Progress was made at the Durban climate talks – it's just going to happen ten years too late.
By Andy Atkins
The beginning of the climate talks which have just concluded in Durban, South Africa, were an ominous sign of the outcome revealed last weekend. Marred by storms which lashed the city into gloomy submission, the talks opened – as they frequently do – with optimism that this time agreement would be reached to tackle climate change once and for all; and despite bickering on other issues, countries around the world would come together to ensure a safe future for us, our children and our grandchildren.
But although clear skies returned to Durban when the storms passed, when it comes to tackling climate change, despite the agreement of a roadmap for action spearheaded by the EU, the dark clouds are very much still on the horizon.
Agreement on all countries negotiating a deal to tackle climate change is a breakthrough, but the current proposals on the table mean that deal won't be reached until 2020 – when the science is showing unambiguously that we need to cut emissions right now if we're to have any chance of preventing the worst effects of global warming.
Simply put, unless countries cut their emissions much more ambitiously than they currently plan to before 2020, this delay will put millions of people's lives at risk, with the homes and livelihoods of many millions more threatened over coming decades. It will mean the world's poorest, who have done least to cause the problem, will be asked to contribute more than their fair share to tackling it.
It is rich countries that have caused climate change, through pumping out emissions for hundreds of years. Yet only this week we have seen Canada eject itself from the Kyoto Protocol – showing just how seriously some of them are taking their responsibility to tackle climate change effectively.
Developing countries recognise this – which is why we urgently need rich countries, including the UK, to provide serious funding for these nations to develop cleanly and adapt to the worst effects of climate change through the currently empty Green Climate Fund which was agreed in Durban.
At the same time, it's vital that we cut emissions as much as possible before 2020 so any agreement that comes into effect then has the best possible start. This will mean more action to get our economies off the fossil fuel hook. The EU should commit to cutting its emissions by 40% by 2020 without resorting to carbon offsetting, to show the world it is serious about leading the world in tackling climate change and demonstrate to developing countries that it recognises its responsibility to do so.
Recognising this responsibility – even with developing countries now on board to discuss a global agreement to cut emissions – will go a long way to smoothing the fractious atmosphere that has been a hallmark of recent climate summits and reduce the risk of further delays.
There will be benefits here at home, too – new green businesses, thousands of new jobs and a better deal for consumers on fuel bills through serious investment in clean sources of energy and cutting energy waste. Delaying serious action to tackle climate change until 2020 means delaying all these benefits – at a time when we need them more than ever.

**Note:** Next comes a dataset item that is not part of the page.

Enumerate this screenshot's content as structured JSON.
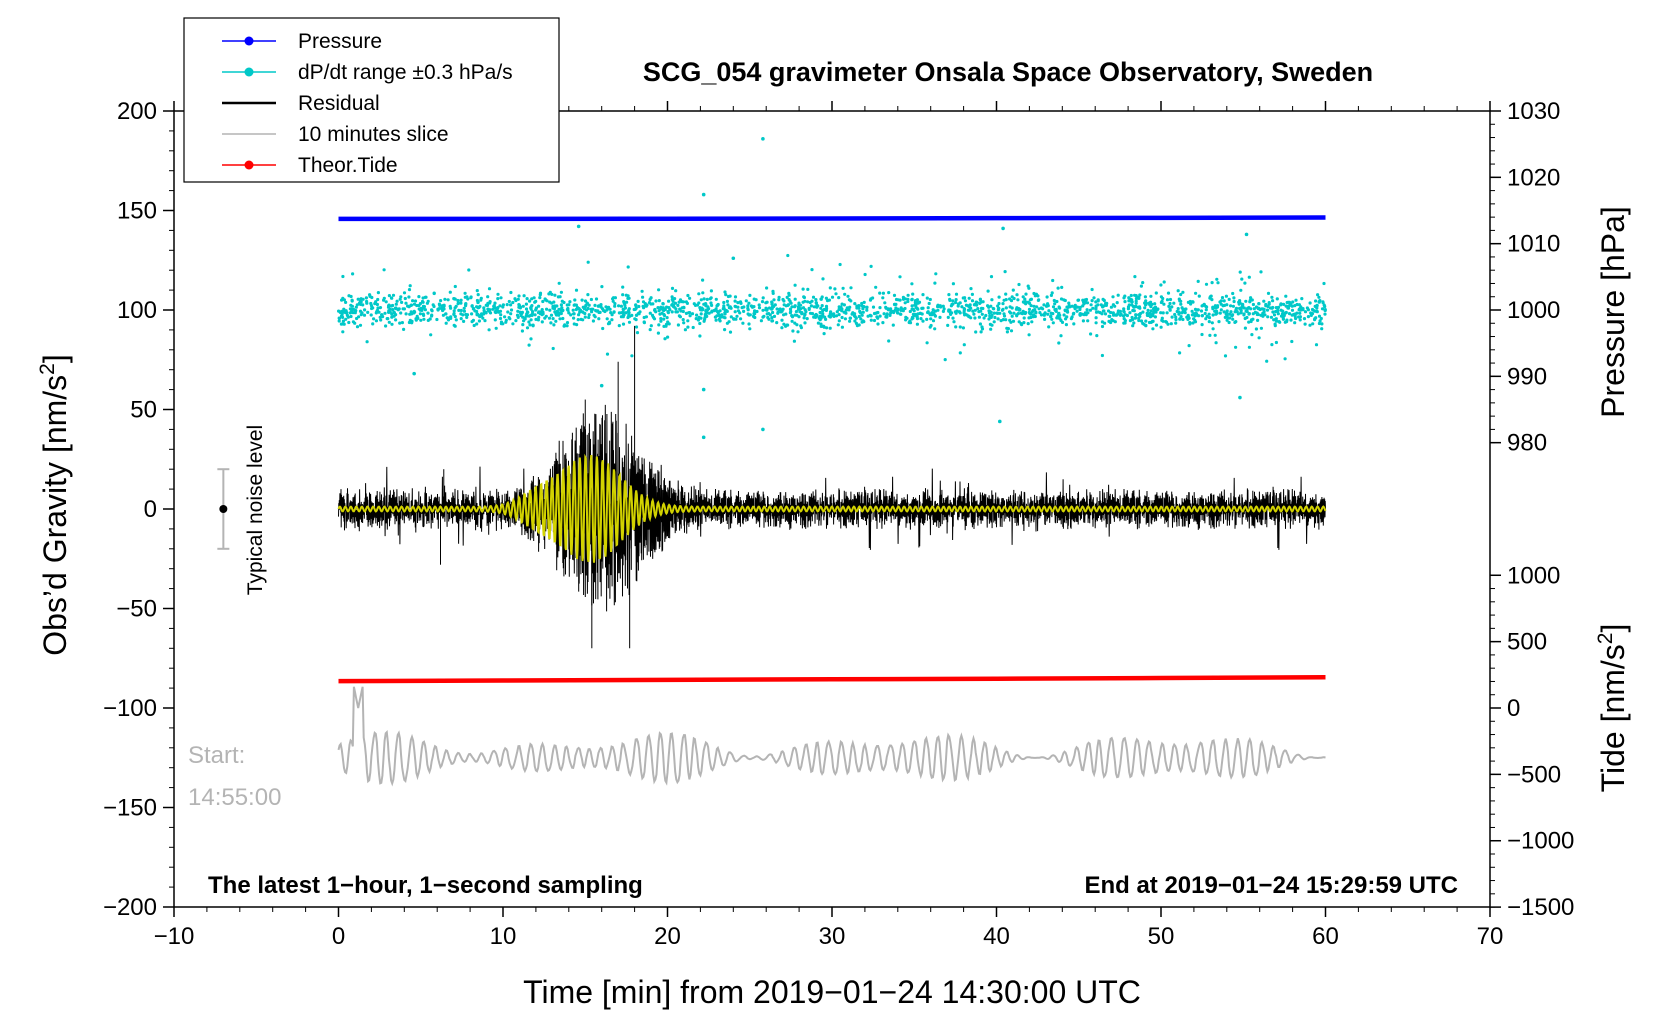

Here in the UK, through our Final Demand campaign for energy we can all afford, Friends of the Earth is already calling for the government to tackle the power and influence of the Big Six energy firms that are keeping us hooked on fossil fuels. Tackling climate change means bold, long-term decision making from our politicians. Now is the time for them to rise to the challenge.
The dangerous gap between where Durban leaves the world and what the science says is necessary to avoid catastrophic climate change is a challenge to us all. We must all get much smarter at working together to achieve the action we need to tackle climate change. The starting gun has been fired in Durban – and now it's time we made sure our leaders run full pelt towards effective action on climate.